Then you would recall the 8751's opponent, the 68705 - the first one in that family was MC68705P3S - 1.7KB UV EPROM and 128B RAM @ 1MHz. I developed a 2 x 68705 board - there was always a tube erasing chips and they originally cost $170 each

heater: I had forgotten they were initially ceramic

Brian Fairchild · 2014-04-08 02:13

Heater. wrote: »

We love nostalgia around here.

Sigh. Intel Intellec Series 2's, ASM51, ICE51, PL/M51....Actually, scrub that last one. PL/M51 was a dog.

David Betz · 2014-04-08 02:34

Cluso99 wrote: »

re HUBEXEC mode

It stops the detractors who see 2KB cog ram as too small.
It places the Call return address in a fixed location like GCC wants.
In its most basic form it runs at LMM speed and only uses 25% power.

You will note I used a separate JMPRETX instruction. This will force the user to know when he is writing hubexec code, and the compiler can be enhanced to check certain caveats.

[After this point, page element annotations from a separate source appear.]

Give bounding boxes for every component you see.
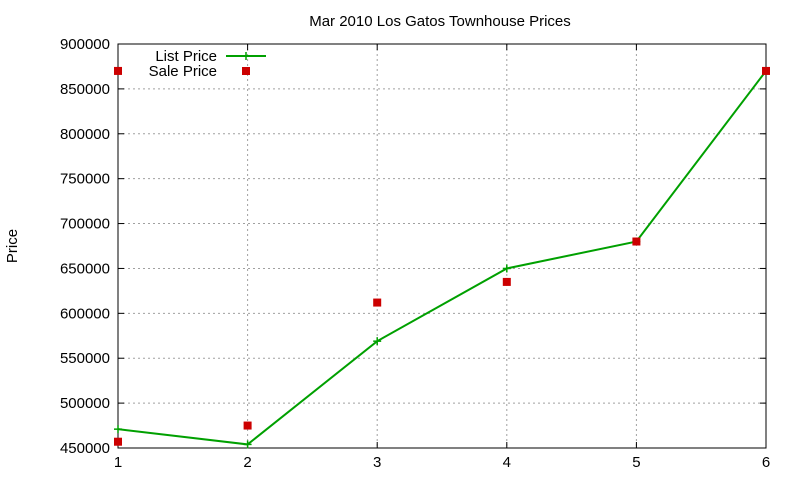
series-line-list-price (117, 70, 767, 446)
y-tick-label: 800000 (60, 126, 110, 143)
sale-price-point (373, 298, 382, 307)
y-tick-label: 550000 (60, 350, 110, 367)
axis-ticks: 450000 500000 550000 600000 650000 700000 7500… (60, 36, 770, 471)
legend-label: Sale Price (149, 63, 217, 80)
list-price-point (243, 440, 252, 449)
x-tick-label: 5 (632, 454, 640, 471)
y-tick-label: 850000 (60, 81, 110, 98)
y-tick-label: 600000 (60, 305, 110, 322)
x-tick-label: 2 (243, 454, 251, 471)
legend-label: List Price (155, 48, 217, 65)
sale-price-point (243, 421, 252, 430)
y-tick-label: 450000 (60, 440, 110, 457)
sale-price-point (502, 277, 511, 286)
y-tick-label: 750000 (60, 171, 110, 188)
x-tick-label: 4 (503, 454, 511, 471)
y-tick-label: 900000 (60, 36, 110, 53)
y-tick-label: 650000 (60, 260, 110, 277)
legend-square-swatch (242, 67, 250, 75)
sale-price-point (114, 437, 122, 446)
y-tick-label: 700000 (60, 216, 110, 233)
sale-price-point (632, 237, 641, 246)
sale-price-point (114, 66, 122, 75)
chart-title: Mar 2010 Los Gatos Townhouse Prices (309, 13, 571, 30)
x-tick-label: 3 (373, 454, 381, 471)
list-price-point (502, 264, 511, 273)
list-price-point (373, 337, 382, 346)
plot-frame (117, 43, 767, 449)
sale-price-point (762, 66, 770, 75)
grid (118, 44, 766, 448)
x-tick-label: 1 (114, 454, 122, 471)
list-price-point (114, 425, 122, 434)
y-tick-label: 500000 (60, 395, 110, 412)
series (114, 66, 770, 449)
y-axis-label: Price (4, 229, 21, 263)
x-tick-label: 6 (762, 454, 770, 471)
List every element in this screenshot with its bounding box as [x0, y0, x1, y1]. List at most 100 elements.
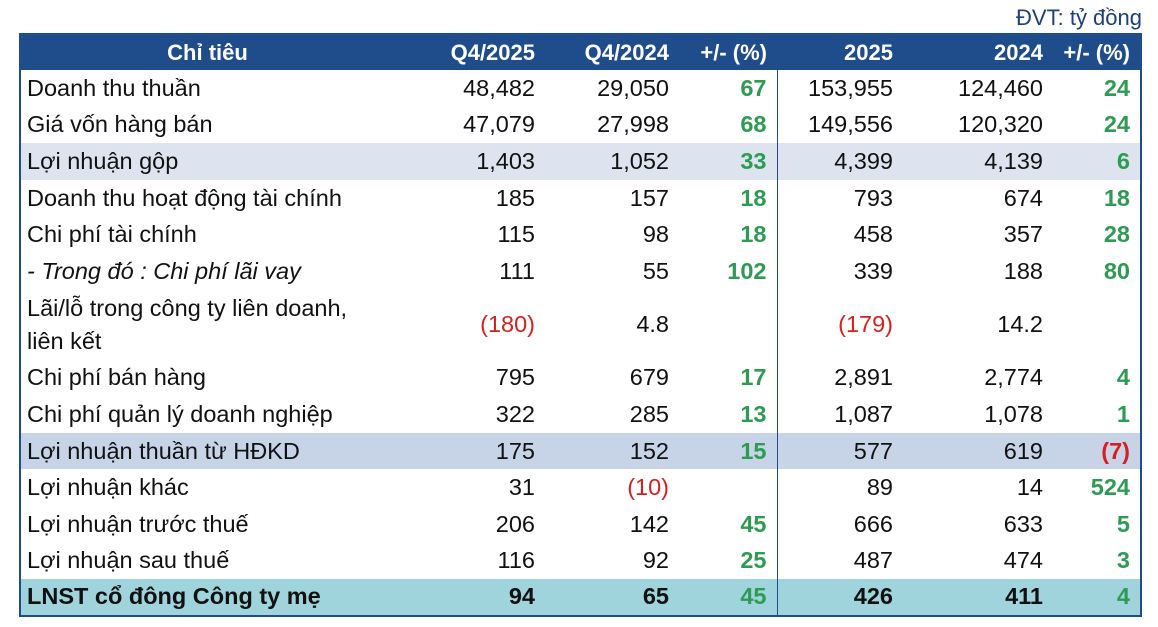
cell-quarter-change: 13: [679, 396, 778, 433]
table-row: - Trong đó : Chi phí lãi vay 111 55 102 339 1…: [20, 252, 1141, 290]
cell-quarter-change: 102: [679, 252, 778, 290]
cell-2025: 426: [777, 579, 903, 616]
cell-year-change: (7): [1053, 432, 1141, 470]
cell-2024: 357: [1003, 221, 1043, 248]
header-indicator: Chỉ tiêu: [167, 39, 248, 65]
cell-2025: 666: [853, 510, 893, 537]
cell-q4-2024: 29,050: [597, 74, 669, 101]
cell-2024: 2,774: [984, 364, 1043, 391]
table-row: Lợi nhuận sau thuế 116 92 25 487 474 3: [20, 542, 1141, 580]
table-row: Chi phí bán hàng 795 679 17 2,891 2,774 4: [20, 359, 1141, 397]
cell-q4-2025: 1,403: [400, 143, 545, 180]
row-label: Lợi nhuận khác: [27, 474, 189, 501]
cell-year-change: 3: [1116, 547, 1130, 574]
cell-year-change: [1053, 290, 1141, 360]
cell-q4-2025: 115: [497, 221, 535, 248]
cell-q4-2025: 175: [400, 432, 545, 470]
header-year-change: +/- (%): [1063, 39, 1130, 65]
row-label: Lợi nhuận gộp: [20, 143, 400, 180]
unit-label: ĐVT: tỷ đồng: [1016, 5, 1142, 30]
row-label: Lợi nhuận thuần từ HĐKD: [20, 432, 400, 470]
cell-2024: 674: [1003, 184, 1043, 211]
cell-year-change: 5: [1116, 510, 1130, 537]
cell-year-change: 524: [1090, 474, 1130, 501]
cell-2025: 793: [853, 184, 893, 211]
row-label: Doanh thu hoạt động tài chính: [27, 184, 342, 211]
cell-2025: 153,955: [808, 74, 893, 101]
cell-q4-2024: 55: [642, 257, 669, 284]
table-row: Doanh thu hoạt động tài chính 185 157 18 793…: [20, 179, 1141, 217]
cell-year-change: 80: [1103, 257, 1130, 284]
cell-2024: 14.2: [997, 311, 1043, 338]
table-row: Lãi/lỗ trong công ty liên doanh, liên kế…: [20, 289, 1141, 360]
cell-q4-2024: 98: [642, 221, 669, 248]
table-row: Chi phí quản lý doanh nghiệp 322 285 13 1,08…: [20, 396, 1141, 433]
table-row: LNST cổ đông Công ty mẹ 94 65 45 426 411 4: [20, 579, 1141, 616]
cell-year-change: 28: [1103, 221, 1130, 248]
cell-quarter-change: [679, 289, 778, 360]
cell-2025: 487: [853, 547, 893, 574]
cell-quarter-change: 18: [679, 216, 778, 253]
cell-q4-2025: 116: [497, 547, 535, 574]
cell-2025: 458: [853, 221, 893, 248]
cell-q4-2024: (10): [627, 474, 669, 501]
cell-year-change: 24: [1103, 111, 1130, 138]
cell-quarter-change: 68: [679, 106, 778, 144]
cell-quarter-change: 33: [679, 143, 778, 180]
row-label: Chi phí bán hàng: [27, 364, 207, 391]
cell-quarter-change: 25: [679, 542, 778, 580]
cell-2025: (179): [838, 311, 893, 338]
row-label: Doanh thu thuần: [27, 74, 201, 101]
table-row: Lợi nhuận trước thuế 206 142 45 666 633 5: [20, 505, 1141, 543]
cell-quarter-change: 15: [679, 432, 778, 470]
cell-q4-2024: 679: [629, 364, 669, 391]
header-q4-2025: Q4/2025: [450, 39, 535, 65]
cell-2024: 14: [1016, 474, 1043, 501]
cell-2024: 633: [1003, 510, 1043, 537]
cell-year-change: 24: [1103, 74, 1130, 101]
cell-q4-2024: 65: [545, 579, 679, 616]
row-label: Lợi nhuận trước thuế: [27, 510, 249, 537]
cell-2024: 411: [903, 579, 1053, 616]
table-row: Giá vốn hàng bán 47,079 27,998 68 149,556 120…: [20, 106, 1141, 144]
financial-table: Chỉ tiêu Q4/2025 Q4/2024 +/- (%) 2025 20…: [19, 33, 1142, 617]
cell-year-change: 1: [1116, 400, 1130, 427]
row-label: Lãi/lỗ trong công ty liên doanh, liên kế…: [27, 294, 348, 354]
cell-q4-2024: 152: [545, 432, 679, 470]
cell-q4-2025: 111: [499, 257, 535, 284]
cell-2024: 188: [1003, 257, 1043, 284]
cell-q4-2025: 795: [495, 364, 535, 391]
cell-q4-2024: 27,998: [597, 111, 669, 138]
cell-q4-2024: 92: [642, 547, 669, 574]
cell-q4-2024: 157: [629, 184, 669, 211]
cell-quarter-change: [679, 469, 778, 506]
cell-q4-2024: 1,052: [545, 143, 679, 180]
cell-q4-2025: 31: [508, 474, 535, 501]
cell-2025: 149,556: [808, 111, 893, 138]
cell-year-change: 4: [1053, 579, 1141, 616]
cell-2024: 124,460: [958, 74, 1043, 101]
cell-quarter-change: 18: [679, 179, 778, 217]
cell-2024: 120,320: [958, 111, 1043, 138]
table-row: Lợi nhuận thuần từ HĐKD 175 152 15 577 619 (7): [20, 432, 1141, 470]
row-label: Giá vốn hàng bán: [27, 111, 213, 138]
cell-2025: 2,891: [834, 364, 893, 391]
header-2025: 2025: [844, 39, 893, 65]
cell-2025: 339: [853, 257, 893, 284]
header-2024: 2024: [994, 39, 1043, 65]
cell-quarter-change: 45: [679, 579, 778, 616]
cell-2025: 89: [866, 474, 893, 501]
row-label: Chi phí quản lý doanh nghiệp: [27, 400, 333, 427]
header-q4-2024: Q4/2024: [584, 39, 669, 65]
row-label: LNST cổ đông Công ty mẹ: [20, 579, 400, 616]
cell-quarter-change: 17: [679, 359, 778, 397]
row-label: - Trong đó : Chi phí lãi vay: [27, 257, 301, 284]
header-quarter-change: +/- (%): [700, 39, 767, 65]
cell-2025: 577: [777, 432, 903, 470]
cell-q4-2025: 47,079: [463, 111, 535, 138]
table-row: Lợi nhuận gộp 1,403 1,052 33 4,399 4,139 6: [20, 143, 1141, 180]
cell-q4-2025: 48,482: [463, 74, 535, 101]
cell-q4-2025: (180): [480, 311, 535, 338]
cell-q4-2025: 94: [400, 579, 545, 616]
cell-year-change: 4: [1116, 364, 1130, 391]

The biggest thing to me is that I can write Hubexec Pasm simply. I went thru' all the problems of using LMM (without macros) for my P2 Debugger which made me understand the sw issues involved with LMM. Once Chip added hubexec, almost all of them went away. I could convert cog code to hubexec quite simply.

So, basic hubexec is definitely worth pursuing.

I'm not sure we really need to distinguish between JMP and JMPRETX unless that makes the hub exec logic simpler. It wastes an opcode otherwise.

David Betz · 2014-04-08 02:36

cgracey wrote: »

One aspect of having 4-long hub transfers is that with a few simple address tags (TLB, David?) we could direct out-of-cog addresses into 4-long register blocks which are serving as instruction caches. Part of the cog register RAM becomes the cache! No cache-line flipflops and mux's needed!

I think hub exec is going to happen, because it won't take much. What would really blow it wide open would be to have a 256-bit hub data path, so that each cog could do an 8-instruction fetch every 8 instructions. That would have the effect of jacking the power up quite a bit, I'm afraid. All cogs could run at 100% speed from the hub without branching or hub accesses.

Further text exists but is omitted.